Multiple Cores High-Temperature Cables
Multi-conductor fluorine plastic and silicone rubber cables for control panels, instrument racks, and automation cabinets.
What Are Multiple Cores Cables?
Multiple cores cables bundle 2 or more individually insulated high-temperature conductors -- fluorine plastic or silicone rubber -- inside a single outer jacket, instead of running separate single-conductor wires side by side. That matters in control panels, instrument racks, and automation cabinets where routing a dozen separate high-temp wires through a gland or conduit is impractical: one multi-core cable does the job of several single conductors while taking up a fraction of the routing space, and shielded constructions (FFRP, KFFRP) add a braided shield for signal and control circuits running near electrical noise.

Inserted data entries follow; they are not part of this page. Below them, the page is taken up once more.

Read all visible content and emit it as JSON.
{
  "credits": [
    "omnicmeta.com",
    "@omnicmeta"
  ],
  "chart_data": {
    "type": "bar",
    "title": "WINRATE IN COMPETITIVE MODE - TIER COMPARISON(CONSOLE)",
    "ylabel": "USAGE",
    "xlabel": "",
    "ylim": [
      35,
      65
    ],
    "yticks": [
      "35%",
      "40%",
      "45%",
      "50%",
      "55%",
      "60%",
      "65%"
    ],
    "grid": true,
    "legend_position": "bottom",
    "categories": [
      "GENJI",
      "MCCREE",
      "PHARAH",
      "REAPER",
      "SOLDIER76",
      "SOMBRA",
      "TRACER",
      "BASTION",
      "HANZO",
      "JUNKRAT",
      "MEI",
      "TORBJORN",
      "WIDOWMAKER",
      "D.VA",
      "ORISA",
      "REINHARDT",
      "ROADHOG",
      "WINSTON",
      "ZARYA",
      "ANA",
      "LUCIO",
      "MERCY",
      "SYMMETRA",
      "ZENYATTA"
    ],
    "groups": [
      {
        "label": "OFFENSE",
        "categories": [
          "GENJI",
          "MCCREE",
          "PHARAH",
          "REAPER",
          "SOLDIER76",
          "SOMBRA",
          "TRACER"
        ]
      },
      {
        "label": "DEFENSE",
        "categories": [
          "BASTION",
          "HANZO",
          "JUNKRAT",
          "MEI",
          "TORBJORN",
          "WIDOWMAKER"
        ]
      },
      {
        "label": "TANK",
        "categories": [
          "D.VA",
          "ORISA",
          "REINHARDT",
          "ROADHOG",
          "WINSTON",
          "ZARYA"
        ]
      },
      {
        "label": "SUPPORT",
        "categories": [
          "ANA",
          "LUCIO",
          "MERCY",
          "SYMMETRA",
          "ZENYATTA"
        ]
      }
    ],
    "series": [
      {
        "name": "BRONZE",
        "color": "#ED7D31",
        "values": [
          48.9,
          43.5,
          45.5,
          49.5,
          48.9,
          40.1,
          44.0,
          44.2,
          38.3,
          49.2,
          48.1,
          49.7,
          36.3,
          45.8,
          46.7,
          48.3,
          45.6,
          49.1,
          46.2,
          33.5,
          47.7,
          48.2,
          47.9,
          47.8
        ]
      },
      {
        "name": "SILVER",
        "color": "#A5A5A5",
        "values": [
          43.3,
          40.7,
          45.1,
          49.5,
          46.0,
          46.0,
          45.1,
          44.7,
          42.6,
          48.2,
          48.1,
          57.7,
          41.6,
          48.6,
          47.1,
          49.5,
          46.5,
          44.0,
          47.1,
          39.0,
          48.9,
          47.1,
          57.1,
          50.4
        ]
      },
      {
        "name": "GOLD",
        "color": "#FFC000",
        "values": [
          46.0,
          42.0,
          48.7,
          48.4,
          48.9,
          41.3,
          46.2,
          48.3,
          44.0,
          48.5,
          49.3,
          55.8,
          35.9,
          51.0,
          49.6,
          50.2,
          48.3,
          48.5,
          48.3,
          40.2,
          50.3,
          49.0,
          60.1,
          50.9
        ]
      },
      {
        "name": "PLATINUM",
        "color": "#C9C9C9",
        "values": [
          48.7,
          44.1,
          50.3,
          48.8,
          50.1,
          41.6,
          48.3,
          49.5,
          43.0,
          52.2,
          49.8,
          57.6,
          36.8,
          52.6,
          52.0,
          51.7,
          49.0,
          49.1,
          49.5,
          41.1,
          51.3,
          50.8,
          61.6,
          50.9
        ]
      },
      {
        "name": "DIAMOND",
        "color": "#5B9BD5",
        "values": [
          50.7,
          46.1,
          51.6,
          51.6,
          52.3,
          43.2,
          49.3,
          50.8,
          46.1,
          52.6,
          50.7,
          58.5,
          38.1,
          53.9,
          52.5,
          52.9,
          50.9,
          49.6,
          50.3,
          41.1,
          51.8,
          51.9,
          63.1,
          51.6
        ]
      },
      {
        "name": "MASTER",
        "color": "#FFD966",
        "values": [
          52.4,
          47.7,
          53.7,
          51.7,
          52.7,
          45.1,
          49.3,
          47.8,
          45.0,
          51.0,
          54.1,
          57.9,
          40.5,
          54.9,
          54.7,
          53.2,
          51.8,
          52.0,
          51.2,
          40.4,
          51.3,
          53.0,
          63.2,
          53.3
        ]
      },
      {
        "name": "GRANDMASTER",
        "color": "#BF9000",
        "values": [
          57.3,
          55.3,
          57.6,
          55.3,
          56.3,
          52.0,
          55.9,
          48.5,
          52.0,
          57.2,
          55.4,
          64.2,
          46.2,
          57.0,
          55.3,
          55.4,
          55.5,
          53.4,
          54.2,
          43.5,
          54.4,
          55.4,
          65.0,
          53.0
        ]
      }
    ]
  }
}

Choosing Insulation and Shielding for Multi-Core Cable
The first decision is insulation family: fluorine plastic (FF/FFRP-3, KFF/KFFRP-3) or silicone rubber (YGZ, YGZP). Fluorine-insulated multi-core cable suits signal and control wiring up to 200°C with tighter, more consistent core dimensions, useful where multiple cores need to fit a specific connector pinout. Silicone-insulated multi-core cable (YGZ, YGZP) trades some of that dimensional precision for better flexibility and is the more common choice for power distribution in mobile or vibration-prone equipment rather than fixed instrumentation.
Shielding is the second decision, and it's not optional in every application -- it's specifically for circuits sharing routing with variable-frequency drives, motor leads, or other electrical noise sources. KFF/KFFRP-3's overall tinned-copper braid shield exists to protect low-level control and feedback signals from that induced interference; running an unshielded FF/FFRP-3 cable next to a VFD feeder risks exactly the kind of signal corruption the shield is there to prevent. For straightforward power distribution without adjacent noise sources, the unshielded YGZ or YGZP constructions are the simpler and lower-cost choice.
2-7 Cores
Multiple insulated conductors in one jacket -- compact routing versus separate single-conductor wires.
Shielded Options
FFRP / KFFRP constructions add a tinned-copper braid shield for noise-sensitive control and signal circuits.
Up to 200°C
Fluorine plastic or silicone rubber insulated cores rated for high-temperature panel and cabinet wiring.
Applications
Control Panels
- Control cabinet wiring
- Instrument panel wiring
- Multi-point signal runs
Automation
- Servo and motor control wiring
- VFD-adjacent shielded circuits
- Automated equipment wiring
Power Distribution
- Mobile equipment power runs
- Vibration-prone installations
- Compact panel routing
Need a Custom Core Count or Shielding Spec?
Our engineering team can match conductor stranding, wall thickness, and color coding to your exact requirement.
Multiple Cores Cables FAQ
When do I need a shielded multi-core cable (KFF/KFFRP-3) instead of unshielded (FF/FFRP-3)?
Specify shielded construction whenever the cable shares routing with VFDs, motor leads, or other sources of electrical noise -- the braided shield protects low-level control and feedback signals from induced interference. For power distribution without nearby noise sources, unshielded is sufficient.
What's the difference between fluorine-insulated (FF/FFRP) and silicone-insulated (YGZ/YGZP) multi-core cable?
Fluorine-insulated cable has tighter, more consistent core dimensions and suits fixed instrumentation and signal wiring. Silicone-insulated cable is more flexible and better suited to power distribution in mobile or vibration-prone equipment.
How many conductors can these cables carry?
Current constructions in this family range from 3 to 4 cores. For higher core counts, contact our engineering team -- custom conductor counts are available on request.
What's the temperature rating for multi-core high-temp cable?
Up to 200°C across this family, consistent with the fluorine plastic and silicone rubber insulation systems used in the individual cores.